NOTA DE RELATORIA: Sobre la cláusula general de competencia del Congreso y la reserva de ley, Corte Constitucional, sentencia C-527 de 1994. Sobre el ejercicio del poder de regulación por órganos distintos al legislador, Corte Constitucional, sentencias C-397 de 1995 y C-272 de 1998.
POTESTAD REGLAMENTARIA - Corresponde al presidente de la República / POTESTAD REGLAMENTARIA - Ejercicio por órganos distintos al presidente de la República: Posturas en la jurisprudencia constitucional / POTESTAD REGLAMENTARIA - Distinta a poder de regulación / PODER DE REGULACION - Distinto a potestad reglamentaria Constitucionalmente la potestad reglamentaria pertenece al Presidente de la República (Artículo 189 (11) Superior), quien como Jefe de Gobierno la ejerce
mediante la expedición de decretos, resoluciones y órdenes; actos que de acuerdo con lo previsto en el artículo 115 Superior, revisten una forma especial, en la medida en que deben contar con la firma del Ministro o Director de Departamento Administrativo respectivo, quienes por ese hecho se hacen responsables. (…) Cabe entonces preguntarse ¿Puede el legislador atribuir potestad reglamentaria a autoridades administrativas distintas al Presidente de la República?
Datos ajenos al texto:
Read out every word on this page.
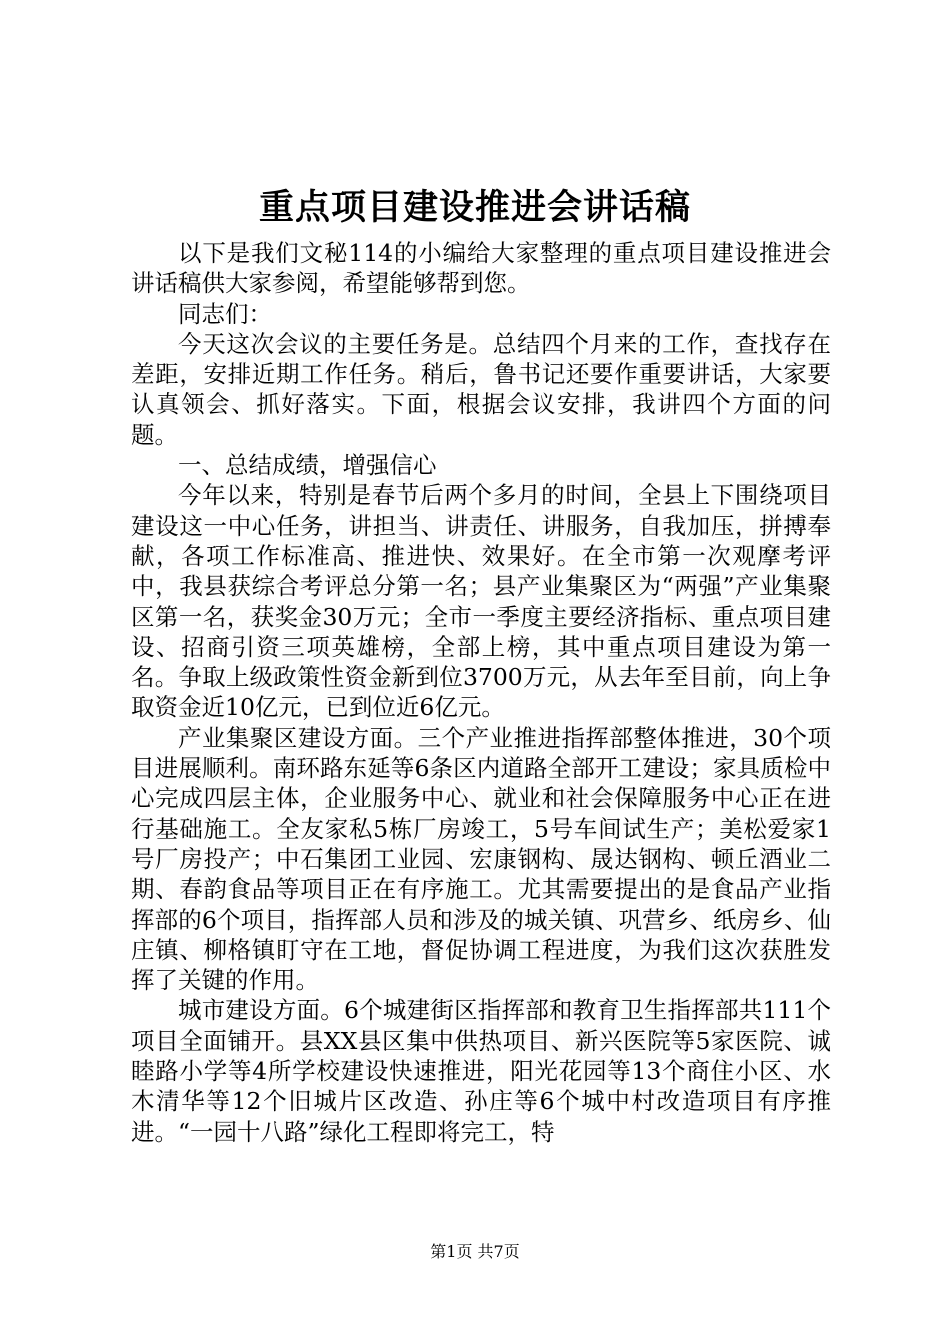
重点项目建设推进会讲话稿

以下是我们文秘114的小编给大家整理的重点项目建设推进会讲话稿供大家参阅，希望能够帮到您。

同志们：

今天这次会议的主要任务是。总结四个月来的工作，查找存在差距，安排近期工作任务。稍后，鲁书记还要作重要讲话，大家要认真领会、抓好落实。下面，根据会议安排，我讲四个方面的问题。

一、总结成绩，增强信心

今年以来，特别是春节后两个多月的时间，全县上下围绕项目建设这一中心任务，讲担当、讲责任、讲服务，自我加压，拼搏奉献，各项工作标准高、推进快、效果好。在全市第一次观摩考评中，我县获综合考评总分第一名；县产业集聚区为“两强”产业集聚区第一名，获奖金30万元；全市一季度主要经济指标、重点项目建设、招商引资三项英雄榜，全部上榜，其中重点项目建设为第一名。争取上级政策性资金新到位3700万元，从去年至目前，向上争取资金近10亿元，已到位近6亿元。

产业集聚区建设方面。三个产业推进指挥部整体推进，30个项目进展顺利。南环路东延等6条区内道路全部开工建设；家具质检中心完成四层主体，企业服务中心、就业和社会保障服务中心正在进行基础施工。全友家私5栋厂房竣工，5号车间试生产；美松爱家1号厂房投产；中石集团工业园、宏康钢构、晟达钢构、顿丘酒业二期、春韵食品等项目正在有序施工。尤其需要提出的是食品产业指挥部的6个项目，指挥部人员和涉及的城关镇、巩营乡、纸房乡、仙庄镇、柳格镇盯守在工地，督促协调工程进度，为我们这次获胜发挥了关键的作用。

城市建设方面。6个城建街区指挥部和教育卫生指挥部共111个项目全面铺开。县XX县区集中供热项目、新兴医院等5家医院、诚睦路小学等4所学校建设快速推进，阳光花园等13个商住小区、水木清华等12个旧城片区改造、孙庄等6个城中村改造项目有序推进。“一园十八路”绿化工程即将完工，特

第1页 共7页
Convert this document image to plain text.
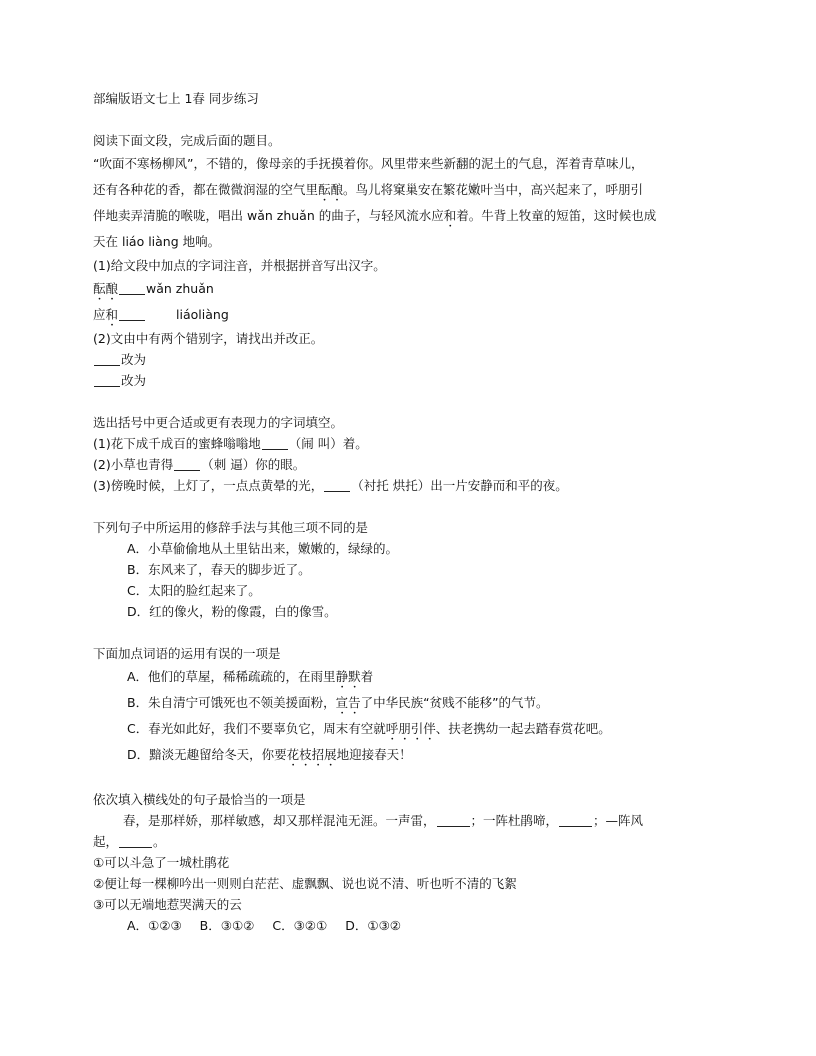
部编版语文七上 1春 同步练习
阅读下面文段，完成后面的题目。
“吹面不寒杨柳风”，不错的，像母亲的手抚摸着你。风里带来些新翻的泥土的气息，浑着青草味儿，
还有各种花的香，都在微微润湿的空气里酝酿。鸟儿将窠巢安在繁花嫩叶当中，高兴起来了，呼朋引
伴地卖弄清脆的喉咙，唱出 wǎn zhuǎn 的曲子，与轻风流水应和着。牛背上牧童的短笛，这时候也成
天在 liáo liàng 地响。
(1)给文段中加点的字词注音，并根据拼音写出汉字。
酝酿 wǎn zhuǎn
应和	liáoliàng
(2)文由中有两个错别字，请找出并改正。
改为
改为
选出括号中更合适或更有表现力的字词填空。
(1)花下成千成百的蜜蜂嗡嗡地 （闹 叫）着。
(2)小草也青得 （刺 逼）你的眼。
(3)傍晚时候，上灯了，一点点黄晕的光， （衬托 烘托）出一片安静而和平的夜。
下列句子中所运用的修辞手法与其他三项不同的是
A．小草偷偷地从土里钻出来，嫩嫩的，绿绿的。
B．东风来了，春天的脚步近了。
C．太阳的脸红起来了。
D．红的像火，粉的像霞，白的像雪。
下面加点词语的运用有误的一项是
A．他们的草屋，稀稀疏疏的，在雨里静默着
B．朱自清宁可饿死也不领美援面粉，宣告了中华民族“贫贱不能移”的气节。
C．春光如此好，我们不要辜负它，周末有空就呼朋引伴、扶老携幼一起去踏春赏花吧。
D．黯淡无趣留给冬天，你要花枝招展地迎接春天！
依次填入横线处的句子最恰当的一项是
春，是那样娇，那样敏感，却又那样混沌无涯。一声雷，	；一阵杜鹃啼，	；—阵风
起，	。
①可以斗急了一城杜鹃花
②便让每一棵柳吟出一则则白茫茫、虚飘飘、说也说不清、听也听不清的飞絮
③可以无端地惹哭满天的云
A．①②③ B．③①② C．③②① D．①③②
Este interrogante no ha encontrado una respuesta pacífica en la jurisprudencia de la Corte Constitucional, fundamentalmente porque en ocasiones el órgano de control constitucional equipara el concepto constitucional de reglamentación tal como se enuncia en el artículo 189 (11), con la facultad de regulación, que aunque pertenece naturalmente a la reserva de ley, puede ser ejercida por otras autoridades previa asignación constitucional o legal. (…) No obstante lo expuesto, según lo cual la titularidad de la potestad reglamentaria en cabeza del Gobierno no se opone a que por Constitución o por ley, otros órganos inferiores tengan poder de regulación; el alto grado de confusión sobre el tema ha hecho que en algunas sentencias la Corte Constitucional sostenga que la potestad reglamentaria no es exclusiva del Presidente y puede ser ejercida por otras autoridades administrativas en forma residual, subsidiaria y condicionada (desarrollo de la expresión “Gobierno a través de x entidad”), concluyendo que en la estructura constitucional actual es viable atribuir facultad reglamentaria a entidades y órganos que no constituyan Gobierno en sentido estricto. (Art. 115 C.P.), quienes en virtud de esa potestad,
afirma la Corte, cuentan con la facultad para expedir actos administrativos generales y de carácter reglamentario. (…) En medio de esta confusión conceptual, la Sala acoge el aporte jurisprudencial contendido en las sentencias de la Corte Constitucional C066 de 1.999 y C-085 de 2.001, en virtud de las cuales la potestad reglamentaria, constitucionalmente atribuida al Presidente de la República, debe distinguirse de la facultad que pueden tener los Ministros para regular aspectos de carácter operativo o técnico que se relacionen con el sector administrativo bajo su dirección.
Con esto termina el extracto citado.